Londra'nın tarihî balık hali, Türk mutfağının çıkarmasına sahne oldu.
Londra’yı boydan boya kat eden Thames nehrinin kıyısındaki tarihî binanın önünde, 12 Haziran sabahı yoğun bir kalabalık vardı. 30 dereceyi bulan İngiltere’de alışılmadık sıcağın bunalttığı konuklar soğutulmuş salona girince ferahlıyor, birer kahve alıp konferans salonuna geçiyorlardı. Fuaye de çok canlıydı, yeme-içme dünyasının ünlü figürleri ayaküstü söyleşiyor, uzun süredir birbirlerini görmeyenler özlem gideriyordu. İngiliz, Kanadalı, Türk, Suriyeli, Lübnanlı ve İsrailli katılımcılardan oluşan çokuluslu kalabalığın sayısı 200’ü buluyordu.

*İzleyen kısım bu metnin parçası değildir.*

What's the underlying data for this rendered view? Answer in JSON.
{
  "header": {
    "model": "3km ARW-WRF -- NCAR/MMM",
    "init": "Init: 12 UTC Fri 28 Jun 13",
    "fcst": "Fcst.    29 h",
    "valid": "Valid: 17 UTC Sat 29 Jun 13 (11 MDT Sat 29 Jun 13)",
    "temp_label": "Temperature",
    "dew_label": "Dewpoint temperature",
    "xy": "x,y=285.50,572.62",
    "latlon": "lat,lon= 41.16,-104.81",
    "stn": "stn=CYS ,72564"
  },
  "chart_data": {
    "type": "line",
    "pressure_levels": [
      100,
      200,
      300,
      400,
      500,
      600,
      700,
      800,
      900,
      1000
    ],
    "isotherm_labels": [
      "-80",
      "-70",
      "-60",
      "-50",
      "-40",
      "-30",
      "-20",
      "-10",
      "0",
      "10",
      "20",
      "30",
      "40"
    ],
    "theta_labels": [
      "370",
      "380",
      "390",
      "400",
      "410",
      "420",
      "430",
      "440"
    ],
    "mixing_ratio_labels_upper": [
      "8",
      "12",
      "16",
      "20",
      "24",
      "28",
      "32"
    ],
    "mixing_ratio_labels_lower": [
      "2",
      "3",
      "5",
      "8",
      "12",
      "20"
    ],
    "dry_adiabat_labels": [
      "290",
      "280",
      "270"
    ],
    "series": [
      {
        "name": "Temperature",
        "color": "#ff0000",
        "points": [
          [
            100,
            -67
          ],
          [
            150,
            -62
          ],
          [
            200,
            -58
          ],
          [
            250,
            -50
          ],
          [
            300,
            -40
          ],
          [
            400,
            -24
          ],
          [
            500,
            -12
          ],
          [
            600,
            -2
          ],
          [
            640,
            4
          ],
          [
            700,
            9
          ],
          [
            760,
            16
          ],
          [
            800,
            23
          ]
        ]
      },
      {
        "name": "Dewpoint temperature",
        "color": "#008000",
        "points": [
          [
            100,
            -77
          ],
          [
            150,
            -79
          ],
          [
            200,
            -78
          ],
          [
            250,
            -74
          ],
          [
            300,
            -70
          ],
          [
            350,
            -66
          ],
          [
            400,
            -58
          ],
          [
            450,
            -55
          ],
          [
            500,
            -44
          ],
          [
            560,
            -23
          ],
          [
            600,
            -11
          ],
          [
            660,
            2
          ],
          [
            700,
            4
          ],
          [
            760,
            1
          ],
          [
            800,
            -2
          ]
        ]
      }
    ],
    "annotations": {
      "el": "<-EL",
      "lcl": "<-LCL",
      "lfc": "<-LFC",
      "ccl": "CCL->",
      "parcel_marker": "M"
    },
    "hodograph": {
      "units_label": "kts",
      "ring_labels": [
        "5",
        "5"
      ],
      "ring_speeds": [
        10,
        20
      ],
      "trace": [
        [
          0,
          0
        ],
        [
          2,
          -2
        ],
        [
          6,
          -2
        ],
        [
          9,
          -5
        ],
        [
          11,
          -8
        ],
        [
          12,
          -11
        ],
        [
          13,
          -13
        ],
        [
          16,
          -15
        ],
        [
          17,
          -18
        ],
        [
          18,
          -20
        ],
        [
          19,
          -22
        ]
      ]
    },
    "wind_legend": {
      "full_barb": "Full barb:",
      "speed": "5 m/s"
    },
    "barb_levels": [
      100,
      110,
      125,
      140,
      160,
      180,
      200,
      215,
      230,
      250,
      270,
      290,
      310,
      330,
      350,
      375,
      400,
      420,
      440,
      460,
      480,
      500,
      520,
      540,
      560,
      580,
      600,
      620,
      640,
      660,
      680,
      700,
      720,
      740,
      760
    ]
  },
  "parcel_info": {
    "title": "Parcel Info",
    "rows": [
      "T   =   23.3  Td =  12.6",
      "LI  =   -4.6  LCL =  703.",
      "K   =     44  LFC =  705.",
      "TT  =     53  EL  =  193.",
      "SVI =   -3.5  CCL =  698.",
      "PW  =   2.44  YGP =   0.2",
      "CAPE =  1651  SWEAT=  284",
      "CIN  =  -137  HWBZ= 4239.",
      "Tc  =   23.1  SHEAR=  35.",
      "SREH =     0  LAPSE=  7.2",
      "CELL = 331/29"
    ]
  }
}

Cemre Narin ve Mehmet Gürs öncülüğündeki Londra'da yapılan etkinliğe 200 kişi katıldı.
19. yüzyılda dünyanın en büyük balık pazarı olan ve şimdilerde etkinlik mekânı olarak kullanılan Old Billingsgate Market’teki etkinliğin adı "Cradle of Food - Gıdanın Beşiği"ydi ve ünlü şef Mehmet Gürs ile gastronomi yazarı Cemre Torun’un öncülüklerinde düzenlenmişti. İkilinin her yıl değişen bir reçeteyle yaptıkları Prototip rakı etkinliğin sponsoru oldu, Türk gastronomi dünyasından çoğu şef tam 52 kişi Londra’ya deyim yerindeyse bir çıkarma yaptı. Biber salçaları, en incesinden bulgurlar, baklavalar ve pek çok baharat valizlerle getirildi, şefler arasında büyük bir dayanışma ve imece yaşandı.
Cradle of Food etkinliği İngiltere'nin gastronomi çevrelerinden büyük ilgi gördü.
Deprem bölgesinin büyük yara alan tarım, gıda ve lezzet zincirine dikkat çekmeyi amaçlayan, Hatay, Gaziantep, Kahramanmaraş, Halep, Lazkiye gibi Türkiye ve Suriye’de depremde büyük zarar gören kentlerin mutfak kültürlerinin anlatıldığı etkinliğin biletleri 150’şer pound’a satıldı ve gelir de deprem bölgesindeki kadın kooperatiflerine aktarıldı.
Antakyalı şef Maksut Aşkar'ın konuşması duygu yüklüydü.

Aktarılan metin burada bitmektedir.